Софья Владимировна каждый раз говорила Чехову:
— Ну, Миша, остановись, довольно стареть! Тебе уж даже не сто пятьдесят лет, а больше двухсот! Таких стариков вообще не бывает либо они совсем двигаться не могут!
А он? Смеялся и еще пуще принимался за то же самое. Его это веселило, радовало и возбуждало невероятно. К тому же Кобус — Чехов был шепелявый. В первой сцене можно было разобрать его слова, но дальше... Гиацинтова играла дочку судохозяина Клементину.
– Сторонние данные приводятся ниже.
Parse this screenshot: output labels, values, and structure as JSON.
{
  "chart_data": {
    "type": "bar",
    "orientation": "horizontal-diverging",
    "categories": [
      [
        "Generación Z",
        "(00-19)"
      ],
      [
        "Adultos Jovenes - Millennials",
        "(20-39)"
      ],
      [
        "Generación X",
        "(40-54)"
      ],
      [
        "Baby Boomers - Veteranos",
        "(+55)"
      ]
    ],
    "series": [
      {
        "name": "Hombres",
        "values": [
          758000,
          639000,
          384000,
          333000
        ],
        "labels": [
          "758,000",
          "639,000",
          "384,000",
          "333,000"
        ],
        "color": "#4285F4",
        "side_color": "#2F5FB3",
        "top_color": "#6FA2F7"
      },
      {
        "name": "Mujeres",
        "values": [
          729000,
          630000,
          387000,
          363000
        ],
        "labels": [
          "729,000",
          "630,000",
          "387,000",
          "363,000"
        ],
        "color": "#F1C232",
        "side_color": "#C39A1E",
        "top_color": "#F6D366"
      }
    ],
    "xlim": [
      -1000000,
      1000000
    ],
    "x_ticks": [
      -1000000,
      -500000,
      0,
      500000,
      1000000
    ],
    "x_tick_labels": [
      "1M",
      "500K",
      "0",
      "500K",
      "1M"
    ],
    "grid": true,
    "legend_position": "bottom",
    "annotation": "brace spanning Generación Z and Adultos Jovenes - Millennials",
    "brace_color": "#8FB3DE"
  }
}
Обращаясь к ней, Чехов вместо слова «барышня» произносил что-то такое, что разобрать было немыслимо, что на «барышню» уж никак не было похоже.
А публика словно понимала эту забаву, очень любила Чехова и совершенно замирала, когда он с удивительной легкостью переходил от смешных сцен к трогательным, от смешной шепелявости к таким интонациям, что невольно навертывались слезы. Чехов играл шутя, играл изумительно. Был и смешон и трогателен.